City introduces finance director

Published 12:30 pm Thursday, October 13, 2022

City Manager Spencer Kyle introduced Zachary Fleck as the new finance director at the Oct. 10 City Council meeting.

“We’re excited to have him here and start this kind of new era here at City Hall and for the city,” Kyle said.

Fleck takes over the finance role from former City Manager Mark Winstanley, who retired in June.

Fleck serves as day-to-day finance director, overseeing all finance for the city and some of the business office staff, and reports to Kyle.

Fleck, originally from the Longview, Washington area, holds a bachelor’s degree in hotel management from Washington State University.

Fleck served with the U.S. Army National Guard while in school . He was deployed to Iraq from 2006 to 2007, where he served as a team leader for a military police corrections specialist unit.

After military service, he held positions at the Hyatt Regency Crown Center in Kansas City, Missouri and Caesars Palace in Las Vegas, Nevada before joining his uncle in Williston, North Dakota as a financial advisor.

“I realized I liked the numbers far more than I ever thought I would,” Fleck said.

He returned to business school to specialize in finance, earning an MBA from the University of Colorado Boulder.

Fleck started in finance with the Denver Department of Safety, and then joined the city’s planning and zoning agency as manager of finance and accounting.
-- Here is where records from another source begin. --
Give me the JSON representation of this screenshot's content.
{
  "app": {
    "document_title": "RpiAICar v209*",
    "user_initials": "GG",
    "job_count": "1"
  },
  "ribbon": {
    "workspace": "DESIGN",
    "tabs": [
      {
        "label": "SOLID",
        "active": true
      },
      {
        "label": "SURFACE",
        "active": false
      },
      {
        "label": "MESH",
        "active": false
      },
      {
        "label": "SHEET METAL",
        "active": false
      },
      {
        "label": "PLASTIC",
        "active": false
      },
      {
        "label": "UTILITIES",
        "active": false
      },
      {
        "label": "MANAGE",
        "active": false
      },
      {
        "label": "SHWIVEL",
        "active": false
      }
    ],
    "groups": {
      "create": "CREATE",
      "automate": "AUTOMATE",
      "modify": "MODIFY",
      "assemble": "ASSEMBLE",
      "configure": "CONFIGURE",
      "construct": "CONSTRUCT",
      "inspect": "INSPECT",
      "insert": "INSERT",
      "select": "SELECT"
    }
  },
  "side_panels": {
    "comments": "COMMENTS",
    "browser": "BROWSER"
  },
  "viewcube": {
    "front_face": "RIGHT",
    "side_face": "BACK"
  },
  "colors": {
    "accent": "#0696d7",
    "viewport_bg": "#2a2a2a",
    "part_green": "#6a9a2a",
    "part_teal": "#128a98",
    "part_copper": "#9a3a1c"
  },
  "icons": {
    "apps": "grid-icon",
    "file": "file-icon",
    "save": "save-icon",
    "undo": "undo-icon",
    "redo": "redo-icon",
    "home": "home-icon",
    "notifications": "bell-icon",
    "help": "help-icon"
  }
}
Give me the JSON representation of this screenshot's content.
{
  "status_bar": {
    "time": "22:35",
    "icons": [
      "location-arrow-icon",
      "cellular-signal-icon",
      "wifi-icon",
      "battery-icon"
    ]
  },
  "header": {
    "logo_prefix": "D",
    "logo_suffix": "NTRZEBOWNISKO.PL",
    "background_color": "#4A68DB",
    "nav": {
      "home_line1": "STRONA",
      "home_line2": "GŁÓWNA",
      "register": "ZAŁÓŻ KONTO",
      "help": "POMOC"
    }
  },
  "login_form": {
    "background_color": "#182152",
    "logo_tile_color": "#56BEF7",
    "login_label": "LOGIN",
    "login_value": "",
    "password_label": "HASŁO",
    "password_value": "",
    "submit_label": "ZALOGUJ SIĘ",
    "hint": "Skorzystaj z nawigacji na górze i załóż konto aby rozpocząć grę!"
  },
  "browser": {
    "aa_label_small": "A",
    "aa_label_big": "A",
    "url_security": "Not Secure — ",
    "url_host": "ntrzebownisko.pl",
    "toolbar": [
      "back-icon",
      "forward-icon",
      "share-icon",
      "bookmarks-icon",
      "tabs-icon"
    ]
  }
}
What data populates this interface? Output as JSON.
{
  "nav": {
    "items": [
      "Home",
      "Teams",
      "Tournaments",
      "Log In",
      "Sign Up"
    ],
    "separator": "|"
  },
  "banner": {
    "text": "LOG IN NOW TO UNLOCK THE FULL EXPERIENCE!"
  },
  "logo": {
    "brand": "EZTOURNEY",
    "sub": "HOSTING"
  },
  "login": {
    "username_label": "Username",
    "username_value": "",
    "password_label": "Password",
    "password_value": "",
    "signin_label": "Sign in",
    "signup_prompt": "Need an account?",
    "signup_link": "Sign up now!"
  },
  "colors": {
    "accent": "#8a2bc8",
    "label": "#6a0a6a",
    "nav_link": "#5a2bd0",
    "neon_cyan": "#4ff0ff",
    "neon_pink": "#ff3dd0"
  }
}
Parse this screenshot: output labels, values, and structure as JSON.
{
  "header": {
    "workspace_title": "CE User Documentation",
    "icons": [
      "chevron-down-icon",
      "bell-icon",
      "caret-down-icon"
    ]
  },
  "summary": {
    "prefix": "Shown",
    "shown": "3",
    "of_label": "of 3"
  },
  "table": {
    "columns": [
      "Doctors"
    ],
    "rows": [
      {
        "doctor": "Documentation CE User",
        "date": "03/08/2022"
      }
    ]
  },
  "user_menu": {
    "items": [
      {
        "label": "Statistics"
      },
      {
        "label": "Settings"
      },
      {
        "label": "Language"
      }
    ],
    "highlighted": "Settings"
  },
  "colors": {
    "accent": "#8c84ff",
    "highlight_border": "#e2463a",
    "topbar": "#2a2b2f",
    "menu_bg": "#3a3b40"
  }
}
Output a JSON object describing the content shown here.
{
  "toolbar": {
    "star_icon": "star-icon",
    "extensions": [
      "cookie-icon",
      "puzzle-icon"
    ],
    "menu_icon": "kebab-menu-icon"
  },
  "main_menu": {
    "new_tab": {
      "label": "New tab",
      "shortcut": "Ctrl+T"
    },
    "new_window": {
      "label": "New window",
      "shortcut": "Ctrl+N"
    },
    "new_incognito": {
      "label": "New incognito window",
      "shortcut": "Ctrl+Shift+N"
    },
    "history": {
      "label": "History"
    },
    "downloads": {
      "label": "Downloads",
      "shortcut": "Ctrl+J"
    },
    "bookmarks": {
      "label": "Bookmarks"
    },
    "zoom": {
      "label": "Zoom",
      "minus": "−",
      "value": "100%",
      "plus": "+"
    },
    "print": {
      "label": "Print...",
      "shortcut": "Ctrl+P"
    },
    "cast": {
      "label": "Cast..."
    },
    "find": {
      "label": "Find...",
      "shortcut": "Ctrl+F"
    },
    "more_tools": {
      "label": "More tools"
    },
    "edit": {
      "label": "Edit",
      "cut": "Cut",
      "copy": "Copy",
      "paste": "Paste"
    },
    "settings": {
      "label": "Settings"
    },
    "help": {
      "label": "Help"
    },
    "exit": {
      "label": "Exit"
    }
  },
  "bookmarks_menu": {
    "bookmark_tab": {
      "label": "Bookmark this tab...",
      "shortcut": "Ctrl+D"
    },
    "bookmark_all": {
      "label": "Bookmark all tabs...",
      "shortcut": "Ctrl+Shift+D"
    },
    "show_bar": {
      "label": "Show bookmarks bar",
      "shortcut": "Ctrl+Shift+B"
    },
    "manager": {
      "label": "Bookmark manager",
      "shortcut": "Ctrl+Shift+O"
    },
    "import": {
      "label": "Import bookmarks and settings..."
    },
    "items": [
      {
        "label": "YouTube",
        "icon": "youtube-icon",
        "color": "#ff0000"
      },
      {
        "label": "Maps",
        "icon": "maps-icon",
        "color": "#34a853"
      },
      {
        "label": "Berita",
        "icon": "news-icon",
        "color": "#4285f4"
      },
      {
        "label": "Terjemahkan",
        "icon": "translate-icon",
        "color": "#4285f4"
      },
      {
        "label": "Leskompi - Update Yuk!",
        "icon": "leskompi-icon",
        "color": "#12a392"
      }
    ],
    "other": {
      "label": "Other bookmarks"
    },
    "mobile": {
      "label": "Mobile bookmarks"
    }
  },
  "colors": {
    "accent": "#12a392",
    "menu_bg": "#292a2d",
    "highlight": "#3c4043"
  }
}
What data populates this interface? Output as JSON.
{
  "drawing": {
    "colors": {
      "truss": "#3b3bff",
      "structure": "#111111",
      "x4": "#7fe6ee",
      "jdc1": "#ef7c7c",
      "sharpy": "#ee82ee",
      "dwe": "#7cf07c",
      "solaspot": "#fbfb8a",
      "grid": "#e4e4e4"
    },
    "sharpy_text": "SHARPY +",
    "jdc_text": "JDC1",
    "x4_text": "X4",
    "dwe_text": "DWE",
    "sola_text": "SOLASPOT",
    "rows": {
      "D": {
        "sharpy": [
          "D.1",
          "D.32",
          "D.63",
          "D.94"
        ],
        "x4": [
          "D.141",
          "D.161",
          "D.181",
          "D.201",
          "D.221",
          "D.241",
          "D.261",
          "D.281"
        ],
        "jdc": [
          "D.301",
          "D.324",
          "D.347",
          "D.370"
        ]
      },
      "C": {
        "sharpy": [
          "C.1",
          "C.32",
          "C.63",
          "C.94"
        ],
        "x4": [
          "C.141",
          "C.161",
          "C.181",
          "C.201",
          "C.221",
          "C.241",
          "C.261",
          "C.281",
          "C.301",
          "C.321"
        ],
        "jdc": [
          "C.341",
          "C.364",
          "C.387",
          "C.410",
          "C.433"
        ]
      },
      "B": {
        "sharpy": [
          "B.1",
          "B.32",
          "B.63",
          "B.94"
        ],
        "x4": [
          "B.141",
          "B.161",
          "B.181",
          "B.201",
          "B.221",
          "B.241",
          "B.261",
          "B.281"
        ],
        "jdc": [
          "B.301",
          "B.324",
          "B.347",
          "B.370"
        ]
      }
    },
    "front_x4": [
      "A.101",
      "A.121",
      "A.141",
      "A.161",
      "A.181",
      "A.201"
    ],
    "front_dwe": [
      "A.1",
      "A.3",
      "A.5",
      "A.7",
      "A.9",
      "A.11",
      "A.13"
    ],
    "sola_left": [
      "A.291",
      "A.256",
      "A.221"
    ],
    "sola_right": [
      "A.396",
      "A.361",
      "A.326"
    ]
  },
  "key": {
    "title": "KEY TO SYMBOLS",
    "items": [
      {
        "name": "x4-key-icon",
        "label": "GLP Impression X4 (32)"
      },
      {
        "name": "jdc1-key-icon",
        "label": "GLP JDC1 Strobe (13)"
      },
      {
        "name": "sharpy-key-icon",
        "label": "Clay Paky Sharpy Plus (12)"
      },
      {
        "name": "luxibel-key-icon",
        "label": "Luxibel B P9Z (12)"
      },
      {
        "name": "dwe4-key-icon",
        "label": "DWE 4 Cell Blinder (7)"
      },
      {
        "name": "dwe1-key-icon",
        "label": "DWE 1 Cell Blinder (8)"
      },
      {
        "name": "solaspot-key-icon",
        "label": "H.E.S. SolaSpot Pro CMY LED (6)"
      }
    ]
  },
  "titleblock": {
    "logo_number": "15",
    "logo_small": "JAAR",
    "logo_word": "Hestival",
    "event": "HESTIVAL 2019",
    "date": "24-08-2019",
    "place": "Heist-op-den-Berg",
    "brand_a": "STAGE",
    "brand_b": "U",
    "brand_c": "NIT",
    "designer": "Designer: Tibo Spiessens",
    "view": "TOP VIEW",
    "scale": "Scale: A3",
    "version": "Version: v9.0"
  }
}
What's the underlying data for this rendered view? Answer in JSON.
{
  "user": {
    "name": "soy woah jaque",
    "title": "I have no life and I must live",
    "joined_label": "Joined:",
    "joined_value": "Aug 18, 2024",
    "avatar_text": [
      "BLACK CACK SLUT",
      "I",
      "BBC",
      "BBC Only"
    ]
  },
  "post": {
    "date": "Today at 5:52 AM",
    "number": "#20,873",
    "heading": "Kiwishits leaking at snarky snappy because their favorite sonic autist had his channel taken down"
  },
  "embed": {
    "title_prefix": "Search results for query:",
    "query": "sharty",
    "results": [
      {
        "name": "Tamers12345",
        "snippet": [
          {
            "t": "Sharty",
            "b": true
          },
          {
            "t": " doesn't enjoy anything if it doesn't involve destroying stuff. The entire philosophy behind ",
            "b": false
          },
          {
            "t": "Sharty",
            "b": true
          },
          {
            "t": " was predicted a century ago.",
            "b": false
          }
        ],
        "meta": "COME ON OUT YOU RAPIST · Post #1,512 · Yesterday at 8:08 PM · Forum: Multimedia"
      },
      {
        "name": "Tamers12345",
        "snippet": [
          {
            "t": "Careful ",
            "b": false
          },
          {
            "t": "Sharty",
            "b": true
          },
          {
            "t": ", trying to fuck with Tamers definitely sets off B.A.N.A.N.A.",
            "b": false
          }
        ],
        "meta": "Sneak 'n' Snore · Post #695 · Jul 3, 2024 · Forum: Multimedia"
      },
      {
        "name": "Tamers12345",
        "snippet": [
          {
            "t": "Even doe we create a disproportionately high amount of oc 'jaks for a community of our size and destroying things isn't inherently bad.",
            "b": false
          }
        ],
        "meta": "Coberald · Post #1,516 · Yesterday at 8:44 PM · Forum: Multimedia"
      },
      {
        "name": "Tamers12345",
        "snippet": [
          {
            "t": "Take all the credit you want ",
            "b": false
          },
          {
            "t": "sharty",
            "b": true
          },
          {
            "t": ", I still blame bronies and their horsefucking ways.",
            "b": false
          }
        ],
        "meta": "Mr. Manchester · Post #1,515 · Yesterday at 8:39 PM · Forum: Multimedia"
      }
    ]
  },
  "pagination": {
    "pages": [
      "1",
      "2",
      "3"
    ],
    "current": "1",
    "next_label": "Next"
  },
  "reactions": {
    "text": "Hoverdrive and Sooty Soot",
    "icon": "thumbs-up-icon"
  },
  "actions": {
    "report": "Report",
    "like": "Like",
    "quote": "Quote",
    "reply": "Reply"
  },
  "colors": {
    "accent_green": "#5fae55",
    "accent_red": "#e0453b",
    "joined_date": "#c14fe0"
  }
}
Two weeks into the job, COVID hit.

“We had to send everyone home,” Fleck said. “We went from a completely paper process to a completely electronic process in gosh, probably three to six months.”

When he saw the job posting for Seaside’s finance director, he was thrilled for the opportunity.

Raised in Kalama, Washington, along the Columbia River, Fleck grew up coming to Seaside, loving the ocean and the beach volleyball tournament.

His wife will join him in Seaside after the sale of their house in Colorado, he said. Fleck’s parents still live nearby.

Two days into the job, Fleck said he was focused on getting to know people in the community and familiarizing himself with the new systems.

“Oregon’s got a very specific set of finance laws when it comes to budgeting and posting and that type of thing. So I really need to dig in and figure that part out,” he said. “But the hardest part of any new job on behalf of the city is going out and meeting the people, knowing who you need to talk to accomplish.”